- Kalyvia Location within Greece
- Coordinates: 37°14′45″N 22°1′35″E﻿ / ﻿37.24583°N 22.02639°E
- Country: Greece
- Administrative region: Peloponnese
- Regional unit: Messenia
- Municipality: Oichalia
- Municipal unit: Oichalia
- Elevation: 145 m (476 ft)

Population (2021)
- • Total: 81
- Time zone: UTC+2 (EET)
- • Summer (DST): UTC+3 (EEST)
- Postal code: 240 02
- Area code: 2724

= Kalyvia, Messenia =

Kalyvia (Καλύβια), formerly Rereika Kalyvia (Ρερέικα Καλύβια) until 1912, is a village in Messenia, Greece. It is located at an altitude of 145 m above sea level, and has a population of 81 residents.

==Geography==

Kalyvia is a small village located at an altitude of 145 m above sea level, in the Peloponnese peninsula. It became part of the municipality of Oichalia on 21 April 1835, and since the local government reform of the Kallikratis Programme in 2011, the municipal unit of Oichalia.

==History==

The Morea expedition of 1828–1833 recorded Kalyvia as Rhézéika, a village in the sector of Lakki in the province of Leontari (Léondari). The expedition recorded a population of 11 families and a total population of 46: the archives of Ioannis Kapodistrias recorded the village as "Kalyvia", with same number of families and population.

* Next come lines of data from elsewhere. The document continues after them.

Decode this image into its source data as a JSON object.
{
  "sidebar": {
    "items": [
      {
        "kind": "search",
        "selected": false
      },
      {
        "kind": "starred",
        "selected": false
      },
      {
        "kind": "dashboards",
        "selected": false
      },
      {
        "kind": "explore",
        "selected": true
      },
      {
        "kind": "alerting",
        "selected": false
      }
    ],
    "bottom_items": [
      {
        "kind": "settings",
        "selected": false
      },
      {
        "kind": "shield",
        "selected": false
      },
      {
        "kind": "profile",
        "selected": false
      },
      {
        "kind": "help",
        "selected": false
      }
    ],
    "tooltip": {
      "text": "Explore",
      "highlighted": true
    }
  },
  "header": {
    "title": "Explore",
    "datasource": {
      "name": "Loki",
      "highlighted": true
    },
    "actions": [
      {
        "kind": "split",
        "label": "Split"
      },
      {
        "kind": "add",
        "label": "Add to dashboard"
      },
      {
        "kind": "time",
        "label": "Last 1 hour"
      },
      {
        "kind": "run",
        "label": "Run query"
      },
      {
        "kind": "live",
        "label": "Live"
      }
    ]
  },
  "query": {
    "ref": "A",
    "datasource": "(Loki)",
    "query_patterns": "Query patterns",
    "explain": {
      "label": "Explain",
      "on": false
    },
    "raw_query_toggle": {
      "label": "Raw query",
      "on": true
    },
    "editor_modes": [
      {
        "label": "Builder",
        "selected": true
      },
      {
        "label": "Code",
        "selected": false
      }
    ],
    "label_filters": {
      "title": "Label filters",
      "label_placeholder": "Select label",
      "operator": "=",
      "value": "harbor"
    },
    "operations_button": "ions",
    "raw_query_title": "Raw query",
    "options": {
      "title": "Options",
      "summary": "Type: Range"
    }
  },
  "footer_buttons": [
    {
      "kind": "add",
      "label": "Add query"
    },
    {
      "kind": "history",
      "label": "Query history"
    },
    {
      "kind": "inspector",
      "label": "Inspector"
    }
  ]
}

According to the Greek Society for Local Development and Local Government, Kalyvia was previously known as Rereika Kalyvia (Ρερέικα Καλύβια) until 1912.

==Demographics==

According to the 2021 census, Kalyvia had 81 permanent residents.

==Transportation==

Kalyvia is accessible by a local road, 1.55 km off the EO7 road at Allagi. The EO7 provides access to the A7 motorway and the EO9a, which all converge at the Tsakona interchange, located 543 m northwest of the village: Tsakona is also where European routes E55 and E65 merge (from Pyrgos and Tripoli respectively), towards Kalamata.